Once you’ve finalised your new date, let your bridal party and any key guests know as soon as possible. It’s time to start getting excited about things again! Read our post on creating your own ‘Change the Date’ cards here.  

Remember, this is also a stressful time for your suppliers. They are worried for their livilihoods and, just like you, are concerned about whether Coronavirus will continue to impact us, later into the year. When liaising with them, be as kind and patient as you can. This will effect you both, both financially and emotionally. Negotiate to see what solutions you can come to, that suit the both of you. Additionally, you might want to consider creating new contracts for your new dates, to ensure that you both feel comfortable moving forward.   

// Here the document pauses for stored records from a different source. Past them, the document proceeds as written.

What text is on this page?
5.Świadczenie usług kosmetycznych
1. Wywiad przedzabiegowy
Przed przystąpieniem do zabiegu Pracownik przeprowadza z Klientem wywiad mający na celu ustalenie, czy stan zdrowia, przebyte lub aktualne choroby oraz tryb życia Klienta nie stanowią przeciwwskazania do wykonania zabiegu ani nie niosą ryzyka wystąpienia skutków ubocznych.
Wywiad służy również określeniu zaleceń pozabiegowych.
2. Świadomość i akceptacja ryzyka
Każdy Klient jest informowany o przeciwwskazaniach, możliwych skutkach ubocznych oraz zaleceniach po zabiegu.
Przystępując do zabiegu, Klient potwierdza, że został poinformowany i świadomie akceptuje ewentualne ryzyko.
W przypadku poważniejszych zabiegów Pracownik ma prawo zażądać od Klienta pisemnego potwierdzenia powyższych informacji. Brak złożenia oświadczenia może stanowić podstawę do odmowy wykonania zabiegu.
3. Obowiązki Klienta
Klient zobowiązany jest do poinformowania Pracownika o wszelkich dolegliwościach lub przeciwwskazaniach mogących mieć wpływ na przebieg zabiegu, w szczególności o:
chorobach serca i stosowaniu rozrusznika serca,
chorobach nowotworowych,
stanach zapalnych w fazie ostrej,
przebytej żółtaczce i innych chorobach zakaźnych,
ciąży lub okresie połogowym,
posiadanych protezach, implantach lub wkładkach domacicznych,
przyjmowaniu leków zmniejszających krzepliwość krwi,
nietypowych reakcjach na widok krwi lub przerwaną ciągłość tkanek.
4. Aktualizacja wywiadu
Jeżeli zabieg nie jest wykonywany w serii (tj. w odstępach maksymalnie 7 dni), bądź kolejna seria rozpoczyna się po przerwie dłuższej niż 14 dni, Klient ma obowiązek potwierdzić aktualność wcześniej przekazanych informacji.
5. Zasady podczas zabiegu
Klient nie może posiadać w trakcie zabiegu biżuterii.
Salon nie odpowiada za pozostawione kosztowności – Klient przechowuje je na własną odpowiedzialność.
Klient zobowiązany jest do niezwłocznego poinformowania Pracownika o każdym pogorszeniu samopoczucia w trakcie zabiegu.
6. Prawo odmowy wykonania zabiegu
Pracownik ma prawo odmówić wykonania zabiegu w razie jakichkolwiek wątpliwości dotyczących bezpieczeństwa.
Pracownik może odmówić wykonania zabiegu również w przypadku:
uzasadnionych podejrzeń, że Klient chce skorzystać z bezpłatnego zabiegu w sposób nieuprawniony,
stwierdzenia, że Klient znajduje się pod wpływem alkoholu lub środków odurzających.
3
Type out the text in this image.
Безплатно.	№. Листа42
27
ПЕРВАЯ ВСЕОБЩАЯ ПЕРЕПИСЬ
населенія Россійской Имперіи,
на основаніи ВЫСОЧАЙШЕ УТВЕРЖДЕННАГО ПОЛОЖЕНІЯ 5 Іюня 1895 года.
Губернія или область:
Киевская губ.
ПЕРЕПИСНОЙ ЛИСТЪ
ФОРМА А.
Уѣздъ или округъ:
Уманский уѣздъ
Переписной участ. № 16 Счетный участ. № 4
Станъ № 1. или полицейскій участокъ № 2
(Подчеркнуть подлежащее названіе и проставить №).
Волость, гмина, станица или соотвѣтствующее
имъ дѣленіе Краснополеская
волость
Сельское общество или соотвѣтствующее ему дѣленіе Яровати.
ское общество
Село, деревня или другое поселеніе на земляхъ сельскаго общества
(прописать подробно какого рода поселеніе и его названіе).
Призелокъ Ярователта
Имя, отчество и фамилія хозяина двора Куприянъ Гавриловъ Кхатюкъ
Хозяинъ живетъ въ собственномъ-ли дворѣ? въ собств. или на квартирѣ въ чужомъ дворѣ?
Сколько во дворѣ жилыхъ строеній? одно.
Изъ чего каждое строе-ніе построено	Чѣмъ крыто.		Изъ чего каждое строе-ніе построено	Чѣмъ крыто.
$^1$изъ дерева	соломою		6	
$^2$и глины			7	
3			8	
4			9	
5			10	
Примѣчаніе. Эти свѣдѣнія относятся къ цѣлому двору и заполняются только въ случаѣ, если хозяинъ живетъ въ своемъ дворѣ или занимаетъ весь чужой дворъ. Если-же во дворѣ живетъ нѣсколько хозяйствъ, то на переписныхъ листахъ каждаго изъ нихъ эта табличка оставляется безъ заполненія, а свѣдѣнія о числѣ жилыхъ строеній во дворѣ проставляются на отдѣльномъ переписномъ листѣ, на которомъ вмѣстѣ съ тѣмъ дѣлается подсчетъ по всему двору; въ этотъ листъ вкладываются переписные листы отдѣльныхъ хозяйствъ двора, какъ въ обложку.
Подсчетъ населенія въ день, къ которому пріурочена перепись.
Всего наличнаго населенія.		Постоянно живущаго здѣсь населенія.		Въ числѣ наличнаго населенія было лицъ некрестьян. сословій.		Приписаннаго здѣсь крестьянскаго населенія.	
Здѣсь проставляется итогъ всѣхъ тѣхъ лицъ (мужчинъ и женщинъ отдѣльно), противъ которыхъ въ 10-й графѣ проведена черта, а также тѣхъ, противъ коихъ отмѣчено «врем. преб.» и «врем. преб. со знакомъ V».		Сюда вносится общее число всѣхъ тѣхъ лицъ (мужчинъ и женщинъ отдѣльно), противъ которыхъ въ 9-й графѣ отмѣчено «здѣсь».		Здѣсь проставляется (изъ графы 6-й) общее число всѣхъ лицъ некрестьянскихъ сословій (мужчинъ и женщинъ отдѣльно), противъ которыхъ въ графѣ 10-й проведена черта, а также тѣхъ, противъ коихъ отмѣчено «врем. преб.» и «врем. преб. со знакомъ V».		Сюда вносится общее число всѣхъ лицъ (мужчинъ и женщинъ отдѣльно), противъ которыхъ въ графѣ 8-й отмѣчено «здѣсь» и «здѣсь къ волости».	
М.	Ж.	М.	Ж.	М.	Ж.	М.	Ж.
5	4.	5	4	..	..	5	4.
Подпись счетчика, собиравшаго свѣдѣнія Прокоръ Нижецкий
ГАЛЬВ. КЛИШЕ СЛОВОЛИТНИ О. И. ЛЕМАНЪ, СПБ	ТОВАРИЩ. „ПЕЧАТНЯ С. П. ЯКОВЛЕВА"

What should I be asking my vendors? 

Trying to strike a balance between what works for you and what works for your vendors. Here are some areas you can chat with them about, to see if you can come to any kind of mutual agreement.

  • Ask them what flexibility they might have on rebooking things again in the future, if things continue to be difficult.  
  • See if they might consider waiving or reducing any cancellation terms. You can make it clear in your new agreement that these new terms will only apply if any further changes are a direct impact of Coronavirus.  
  • Find out if your supplier can provide you with a contingency plan, should they not be able to provide services for your wedding. For example, they may know other suppliers who offer the same or a very similar service to theirs who may be able to jump, in the case of sickness or any other reasons why they might be unable to meet their obligations.  
  • Ask what refund options they can offer, should they not be able to meet their obligations later down the line. 
  • Enquire to see if they might waive any ‘force majeure’ clauses in their contract. Or, alternatively, include this but state that funds will be returned, minus any costs incurred.  

Once you’ve got a new date, your vendors are secured and your loved ones have popped it in their diary- the rest should start falling into place.